Так по-доброму со мной даже родная мать не обращалась.

– Кай-кай! – Я не смогла сдержать восторга, оттолкнувшись четырьмя лапами, взмыла вверх, обернулась девушкой и села напротив Мандзю.

Наши взгляды встретились. Я смотрела в его темные, почти черные глаза и тонула во мраке. Мандзю с любопытством и лаской смотрел на меня, но мне этого было недостаточно. Я хотела, чтобы он открылся мне, впустил внутрь, позволил прикоснуться к своей душе. Мать рассказывала мне, как кицунэ находят себе пару. Они встречаются взглядом и с помощью глаз проникают вглубь друг друга. Так они впускают в души. Взгляд по-особенному открывался, и можно было поздороваться с духом того, кому собираешься посвятить свою жизнь. Мать говорила, что в этот момент кицунэ чувствует, что она, наконец, нашла свой дом. Утонув в глазах партнера, она обретает душевный покой.

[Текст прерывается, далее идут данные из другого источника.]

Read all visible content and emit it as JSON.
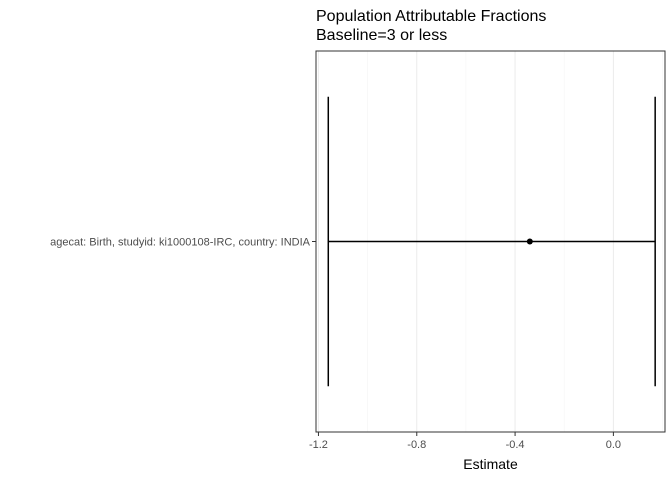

Заглянув в глаза Мандзю, я захотела испытать то же самое. Чтобы почувствовать рядом с ним, что я дома. Но он не открывал мне свой взгляд. «Ну же, откройся, впусти меня!» – молила я его про себя. Мандзю оставался глух к моим внутренним мольбам. А мать говорила, что твоей истинной любви слов не надо, ей достаточно будет взгляда. Обманщица! Этот тенин не услышал первой любви кицунэ.

– Так ты кицунэ! – воскликнул Мандзю и с восхищением посмотрел на меня. – Как ты прекрасна в человеческом облике.

Я знала цену собственной красоты. Ни один смертный и ни один дзинко[21] не мог остаться равнодушным при виде меня. В моей семье все обладали прекрасной внешностью. Но мои глаза отличались от остальных представителей моей расы – крупный миндаль, внутри которого распласталось пасмурное небо. Мои глаза не были черными или карими. Они были серыми, как весенний ручей, оживший на вершине горы, стремящийся вниз, прорубая себе путь через снег, запертый в ледяной панцирь. А волосы были так же густы и блестящи, как и шерсть в моей лисьей шубке. Они были цвета переспелого каштана, который так любят собирать смертные по осени. А моему стройному, гибкому телу могла позавидовать сама Инари. Я знала силу и притягательность своего человеческого обличья. Поэтому и предстала перед Мандзю, чтобы он увлекся мной так же сильно, как успела я увлечься им за те несколько мгновений, пока наблюдала за ним, прячась в траве.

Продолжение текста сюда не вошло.